Ichai C, Ciais J F, Grimaud D
Département d'anesthésie-réanimation, hôpital Saint-Roch, Nice, France.
Ann Fr Anesth Reanim. 1997;16(4):435-44. doi: 10.1016/s0750-7658(97)81476-1.
Intracranial pressure depends on cerebral tissue volume, cerebrospinal fluid volume (CSFV) and cerebral blood volume (CBV). Physiologically, their sum is constant (Monro-Kelly equation) and ICP remains stable. When the blood brain barrier (BBB) is intact, the volume of cerebral tissue depends on the osmotic pressure gradient. When it is injured, water movements across the BBB depend on the hydrostatic pressure gradient. CBV depends essentially on cerebral blood flow (CBF), which is strongly regulated by cerebral vascular resistances.

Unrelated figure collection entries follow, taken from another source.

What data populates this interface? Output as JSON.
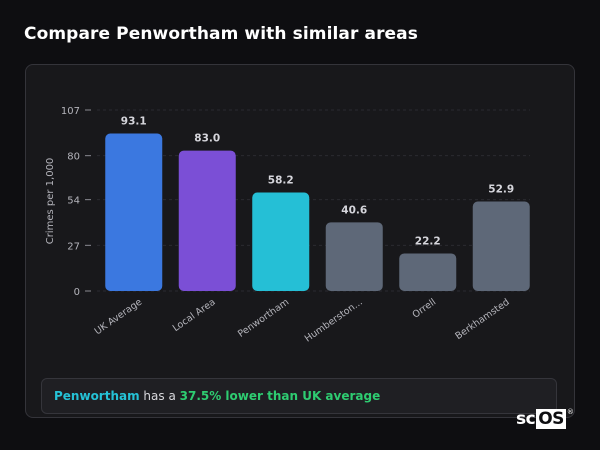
{
  "title": "Compare Penwortham with similar areas",
  "summary": {
    "area": "Penwortham",
    "middle": " has a ",
    "highlight": "37.5% lower than UK average"
  },
  "logo": {
    "prefix": "sc",
    "boxed": "OS",
    "mark": "®"
  },
  "colors": {
    "background": "#0e0e11",
    "card": "#18181b",
    "uk_average": "#3b78e0",
    "local_area": "#7b4fd6",
    "focus_area": "#25bfd6",
    "comparison": "#5e6878",
    "highlight": "#2ecc71"
  },
  "chart_data": {
    "type": "bar",
    "ylabel": "Crimes per 1,000",
    "ylim": [
      0,
      107
    ],
    "yticks": [
      0,
      27,
      54,
      80,
      107
    ],
    "categories": [
      "UK Average",
      "Local Area",
      "Penwortham",
      "Humberston...",
      "Orrell",
      "Berkhamsted"
    ],
    "values": [
      93.1,
      83.0,
      58.2,
      40.6,
      22.2,
      52.9
    ],
    "value_labels": [
      "93.1",
      "83.0",
      "58.2",
      "40.6",
      "22.2",
      "52.9"
    ],
    "bar_colors": [
      "#3b78e0",
      "#7b4fd6",
      "#25bfd6",
      "#5e6878",
      "#5e6878",
      "#5e6878"
    ],
    "grid": true
  }
}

In experimental studies, a decrease in oncotic pressure does not increase cerebral oedema and intracranial hypertension (ICHT). On the other hand, plasma hypoosmolarity increases cerebral water content and therefore ICP, if the BBB is intact. If it is injured, neither hypoosmolarity nor hypooncotic pressure modify cerebral oedema. Therefore, all hypotonic solutes may aggravate cerebral oedema and are contra-indicated in case of ICHT. On the other hand, hypooncotic solutes do not modify ICP. The osmotic therapy is one of the most important therapeutic tools for acute ICHT. Mannitol remains the treatment of choice. It acts very quickly. An i.v. perfusion of 0.25 g.kg-1 is administered over 20 minutes when ICP increases. Hypertonic saline solutes act in the same way, however they are not more efficient than mannitol. CO2 is the strongest modulating factor of CBF. Hypocapnia, by inducing cerebral vasoconstriction, decreases CBF and CBV. Hyperventilation is an efficient and rapid means for decreasing ICP. However, it cannot be used systematically without an adapted monitoring, as hypocapnia may aggravate cerebral ischaemia. Hyperthermia is an aggravating factor for ICHT, whereas moderate hypothermia seems to be beneficial both for ICP and cerebral metabolism. Hyperglycaemia has no direct effect on cerebral volume, but it may aggravate ICHT by inducing cerebral lactic acidosis and cytotoxic oedemia. Therefore, infusion of glucose solutes is contra-indicated in the first 24 hours following head trauma and blood glucose concentration must be closely monitored and controlled during ICHT episodes.
颅内压取决于脑组织体积、脑脊液体积(CSFV)和脑血容量(CBV)。生理情况下,它们的总和是恒定的(Monro-Kelly 方程),颅内压保持稳定。当血脑屏障(BBB)完整时,脑组织体积取决于渗透压梯度。当它受损时,水通过血脑屏障的移动取决于静水压力梯度。脑血容量主要取决于脑血流量(CBF),而脑血流量受脑血管阻力的强烈调节。在实验研究中,血浆胶体渗透压降低并不会增加脑水肿和颅内高压(ICHT)。另一方面,如果血脑屏障完整,血浆低渗会增加脑含水量,进而增加颅内压。如果血脑屏障受损,低渗和低胶体渗透压都不会改变脑水肿。因此,所有低渗溶质都可能加重脑水肿,在颅内高压情况下是禁忌的。另一方面,低胶体渗透压溶质不会改变颅内压。渗透疗法是急性颅内高压最重要的治疗手段之一。甘露醇仍然是首选治疗药物。它起效非常快。当颅内压升高时,以 0.25 g·kg⁻¹ 的剂量静脉输注,在 20 分钟内完成。高渗盐溶质的作用方式相同,但它们并不比甘露醇更有效。二氧化碳是脑血流量最强的调节因子。低碳酸血症通过引起脑血管收缩,降低脑血流量和脑血容量。过度通气是降低颅内压的一种有效且快速的方法。然而,如果没有适当的监测,不能系统性地使用,因为低碳酸血症可能加重脑缺血。高热是颅内高压的一个加重因素,而适度低温似乎对颅内压和脑代谢都有益。高血糖对脑体积没有直接影响,但它可能通过诱导脑乳酸酸中毒和细胞毒性水肿而加重颅内高压。因此,在头部创伤后的最初 24 小时内禁忌输注葡萄糖溶质,在颅内高压发作期间必须密切监测和控制血糖浓度。